You are cheating in punctuation again.
You put a period after God.
I wrote
It doesn't matter if you take it into English as "God over all" or "over all, God." In English sentences, when a sentence ends in the quotation, the period is enclosed in the punctuation.
No comma, no period, no apposition in the English text.
Stop trying to correct the AV text.
The AV translators are literally using "God" in apposition to Christ. A postpositive adjective does not require punctuation after God, so why do you keep insisting I am adding a comma (and now a period)? Just like I don't need to add punctuation in the construction "a house
big enough for everyone." This literally is the English construction of the AV:
"Christ (Subject), who is over all (predicate) , (identifier comma) God (appositive-->Christ) blessed (adjective in the postpositive position) for ever."
I don't know what else to tell you. The Greek construction uses a predicate, and the AV translators brought it into English as an appositive. They both fulfil the same duty, only an appositive does not require a linking verb. I'm not "trying to correct the AV text." How I read it is right there above, and hasn't changed. For some reason, you feel the need to keep pretending I'm changing it.

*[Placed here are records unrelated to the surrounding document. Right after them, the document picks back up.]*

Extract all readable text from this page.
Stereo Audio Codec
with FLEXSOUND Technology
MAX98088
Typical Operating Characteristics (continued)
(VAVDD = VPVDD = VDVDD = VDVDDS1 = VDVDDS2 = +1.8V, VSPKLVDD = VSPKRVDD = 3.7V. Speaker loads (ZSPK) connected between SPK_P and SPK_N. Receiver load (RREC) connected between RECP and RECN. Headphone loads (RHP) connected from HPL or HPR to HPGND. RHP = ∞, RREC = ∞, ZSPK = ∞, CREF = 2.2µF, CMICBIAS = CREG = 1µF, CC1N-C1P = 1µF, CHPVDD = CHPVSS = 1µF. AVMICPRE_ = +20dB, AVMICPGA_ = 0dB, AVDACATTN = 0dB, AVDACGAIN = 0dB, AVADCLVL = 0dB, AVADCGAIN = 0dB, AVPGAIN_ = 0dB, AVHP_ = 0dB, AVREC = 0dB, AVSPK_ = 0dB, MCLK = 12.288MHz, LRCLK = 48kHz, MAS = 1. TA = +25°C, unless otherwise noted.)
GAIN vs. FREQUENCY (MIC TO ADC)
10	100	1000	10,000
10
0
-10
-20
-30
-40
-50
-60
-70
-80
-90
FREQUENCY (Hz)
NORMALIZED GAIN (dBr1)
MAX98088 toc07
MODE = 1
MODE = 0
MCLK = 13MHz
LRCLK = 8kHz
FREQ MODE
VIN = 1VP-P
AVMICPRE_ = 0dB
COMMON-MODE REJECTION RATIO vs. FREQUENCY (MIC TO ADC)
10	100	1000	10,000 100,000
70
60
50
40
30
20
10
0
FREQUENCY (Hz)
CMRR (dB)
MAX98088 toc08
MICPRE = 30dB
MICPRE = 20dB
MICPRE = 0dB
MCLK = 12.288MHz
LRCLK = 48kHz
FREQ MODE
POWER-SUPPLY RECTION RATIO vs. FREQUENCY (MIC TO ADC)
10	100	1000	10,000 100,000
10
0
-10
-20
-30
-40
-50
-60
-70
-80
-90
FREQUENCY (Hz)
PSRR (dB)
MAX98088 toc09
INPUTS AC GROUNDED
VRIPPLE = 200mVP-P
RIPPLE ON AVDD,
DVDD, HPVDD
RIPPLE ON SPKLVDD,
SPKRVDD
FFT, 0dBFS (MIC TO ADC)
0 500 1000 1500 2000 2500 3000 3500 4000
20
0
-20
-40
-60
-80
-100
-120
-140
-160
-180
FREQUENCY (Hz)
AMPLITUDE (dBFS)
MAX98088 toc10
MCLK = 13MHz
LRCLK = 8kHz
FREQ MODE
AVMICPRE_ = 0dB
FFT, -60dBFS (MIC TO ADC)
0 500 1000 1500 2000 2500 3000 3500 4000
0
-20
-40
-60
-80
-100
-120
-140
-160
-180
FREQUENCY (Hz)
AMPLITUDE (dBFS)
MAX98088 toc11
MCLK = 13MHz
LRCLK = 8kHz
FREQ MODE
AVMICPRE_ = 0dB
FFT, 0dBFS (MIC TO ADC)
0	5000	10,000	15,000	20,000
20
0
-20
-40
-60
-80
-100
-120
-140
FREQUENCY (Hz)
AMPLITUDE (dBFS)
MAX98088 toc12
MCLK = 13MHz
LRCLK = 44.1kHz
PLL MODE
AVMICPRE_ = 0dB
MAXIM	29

I'm telling you that you're reading it wrong.
You were just looking at the quotations from Chrysostom in three places, who ends the quotation after "God." In the Greek, "God" is a predicate nominative, the construction doesn't act like an English compound. So it's not improper to leave out the predicate adjective that follows. But because you don't understand the Greek, and think that the rules of English apply to it, you think this is some big deal, or that I'm suddenly corrupting the passage. θεὸς εὐλογητὸς here does "blessed by God,"
it's literally not how the Greek adjective works.